Remember road widening?
It's harmful to city budgets, pedestrians, cyclists, climate, air quality, historic preservation, etc.
Last year both the L.A. City Council and even the state of California voted to stop harmful spot-widening. The state effectively banned cities from requiring developers to widen roads at new infill housing projects. The city (mostly) stopped requiring developers to widen roads at new projects.
But the city didn't actually stop widening roads. SBLA has noted 2025 road widening - examples in DTLA and in Los Feliz - for private housing developments already in the pipeline when city and state law changed.
Then there's the widening that's "coming from inside the house."
The city doesn't just require developers to widen; in many cases the city does the widening. Some of this is along city projects, including bridges, parks, libraries, bike/walk paths, etc.
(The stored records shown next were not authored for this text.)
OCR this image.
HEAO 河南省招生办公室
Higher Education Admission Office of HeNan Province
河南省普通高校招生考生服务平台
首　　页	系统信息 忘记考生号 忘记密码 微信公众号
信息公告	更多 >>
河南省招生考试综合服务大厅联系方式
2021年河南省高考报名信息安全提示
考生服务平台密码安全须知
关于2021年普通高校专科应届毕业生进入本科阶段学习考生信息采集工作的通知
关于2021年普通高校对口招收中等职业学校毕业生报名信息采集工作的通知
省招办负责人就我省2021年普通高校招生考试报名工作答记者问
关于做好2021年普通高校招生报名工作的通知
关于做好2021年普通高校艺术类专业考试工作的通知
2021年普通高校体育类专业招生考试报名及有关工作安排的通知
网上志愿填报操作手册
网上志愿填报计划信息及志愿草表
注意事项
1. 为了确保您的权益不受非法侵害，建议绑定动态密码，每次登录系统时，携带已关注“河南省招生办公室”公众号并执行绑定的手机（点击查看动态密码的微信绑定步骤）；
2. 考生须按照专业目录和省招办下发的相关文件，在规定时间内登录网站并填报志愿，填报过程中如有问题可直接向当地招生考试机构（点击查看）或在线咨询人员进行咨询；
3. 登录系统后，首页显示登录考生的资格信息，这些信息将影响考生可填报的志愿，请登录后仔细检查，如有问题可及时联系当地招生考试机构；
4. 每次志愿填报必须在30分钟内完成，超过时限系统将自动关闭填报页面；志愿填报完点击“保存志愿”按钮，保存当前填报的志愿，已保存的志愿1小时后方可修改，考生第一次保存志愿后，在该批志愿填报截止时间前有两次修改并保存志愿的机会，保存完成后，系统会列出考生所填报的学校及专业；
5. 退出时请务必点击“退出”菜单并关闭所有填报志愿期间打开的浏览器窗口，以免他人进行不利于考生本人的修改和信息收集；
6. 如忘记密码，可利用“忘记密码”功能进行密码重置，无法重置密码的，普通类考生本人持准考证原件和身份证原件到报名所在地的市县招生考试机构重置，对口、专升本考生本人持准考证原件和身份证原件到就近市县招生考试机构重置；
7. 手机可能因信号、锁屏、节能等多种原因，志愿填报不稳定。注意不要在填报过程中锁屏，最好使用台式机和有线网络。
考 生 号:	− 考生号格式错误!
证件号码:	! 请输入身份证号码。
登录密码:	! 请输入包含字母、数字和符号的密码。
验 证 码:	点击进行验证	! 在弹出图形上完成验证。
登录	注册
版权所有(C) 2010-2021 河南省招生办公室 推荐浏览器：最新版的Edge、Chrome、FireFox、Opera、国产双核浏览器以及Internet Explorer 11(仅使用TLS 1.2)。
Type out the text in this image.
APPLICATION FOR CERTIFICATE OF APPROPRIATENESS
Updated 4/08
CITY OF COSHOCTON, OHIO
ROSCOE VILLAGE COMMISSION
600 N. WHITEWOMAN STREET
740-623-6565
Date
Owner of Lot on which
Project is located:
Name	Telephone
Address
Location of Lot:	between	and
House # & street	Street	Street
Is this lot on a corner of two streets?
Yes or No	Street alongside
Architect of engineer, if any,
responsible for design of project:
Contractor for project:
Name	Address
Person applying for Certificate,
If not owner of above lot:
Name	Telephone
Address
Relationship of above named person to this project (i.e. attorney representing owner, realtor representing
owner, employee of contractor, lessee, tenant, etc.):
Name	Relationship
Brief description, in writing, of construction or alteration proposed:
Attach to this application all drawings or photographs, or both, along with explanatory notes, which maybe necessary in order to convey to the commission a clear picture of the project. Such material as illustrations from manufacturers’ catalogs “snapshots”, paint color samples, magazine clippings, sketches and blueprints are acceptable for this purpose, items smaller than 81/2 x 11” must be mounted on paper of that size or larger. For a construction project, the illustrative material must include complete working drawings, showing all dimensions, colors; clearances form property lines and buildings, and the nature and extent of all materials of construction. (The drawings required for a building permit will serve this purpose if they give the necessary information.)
And in many places the city still undertakes projects that widen streets to increase car capacity.
The L.A. City Public Works Department Bureau of Engineering is wrapping up construction on a $3 million project widening about 500 feet of Balboa Boulevard in the San Fernando Valley neighborhood of North Hills. In order to add more car lanes, the project widens the roadway by narrowing the sidewalk.

From the city's project description, the under-construction project will:
...widen the east side of Balboa Boulevard for approximately 0.1 mile south of the Balboa Boulevard and Devonshire Street intersection ...by narrowing the existing sidewalk on the eastside of Balboa Boulevard from 13 feet to 10 feet, and restriping the roadway to accommodate dual left-turn lanes in the northbound and southbound directions of Balboa Boulevard. The widening will require the relocation of one traffic signal and the removal of 7 street trees.



Streetsblog visited the site in late May. City sidewalk and street construction appears nearly complete. New dual left-turn lanes will likely be striped soon.
What's the big deal, it's just three feet?
What's telling are the trade-offs that the city is making for this project. The Bureau of Engineering is overruling the city's approved plan - favoring driving over walking and bicycling.
To show the trade-offs, one has look into the city's plan for this street, specifically the city's 2015 Mobility Plan [pdf]. The city designated this stretch of Balboa as a "Boulevard II" .

The city's Standard Street Dimensions [pdf] specify that a Boulevard II has an 80-foot roadway and two 15-foot sidewalks.

The current project is bringing Balboa up to the city's planned 80-foot roadway width. But it's doing so by narrowing a sidewalk that is already not up to code (the sidewalk plan calls for 15 feet - the sidewalk was 13 feet before the city narrowed it to ten feet.) So the city engineers are looking at a constrained right-of-way and saying that they need to bring the car facility up to standards, but at the same time are ignoring standards for the walk facility.
The city's 2015 Mobility Plan [bike map] also specifies that this part of Balboa gets basic bike lanes. But the city project allocates space where bike lanes would go. Instead of bike safety, the city prioritizes dual left turn lanes. Theoretically, the city could do fairly unconventional narrow lane widths and squeeze the bikeway in... but (like with the sidewalk standard above) city engineers tend to insist on full standard width for car lanes, then claim there just isn't enough width left for bike lanes.
Arguably Measure HLA might be used to require installing the planned bike lanes here. But, when HLA took effect (April 2024), the Balboa project was perhaps already too far along in the city project process to incorporate bike lanes (planned in 2015). The project is also using some federal grant funding, and the city has asserted that it won't re-scope grant-funded projects to comply with HLA, because that might jeopardize funding.
It's 2025. The city is experiencing record heat waves, terrifyingly destructive wildfires, increasing traffic deaths, and a major budget shortfall. But, for just three million dollars, Balboa Boulevard is three feet wider.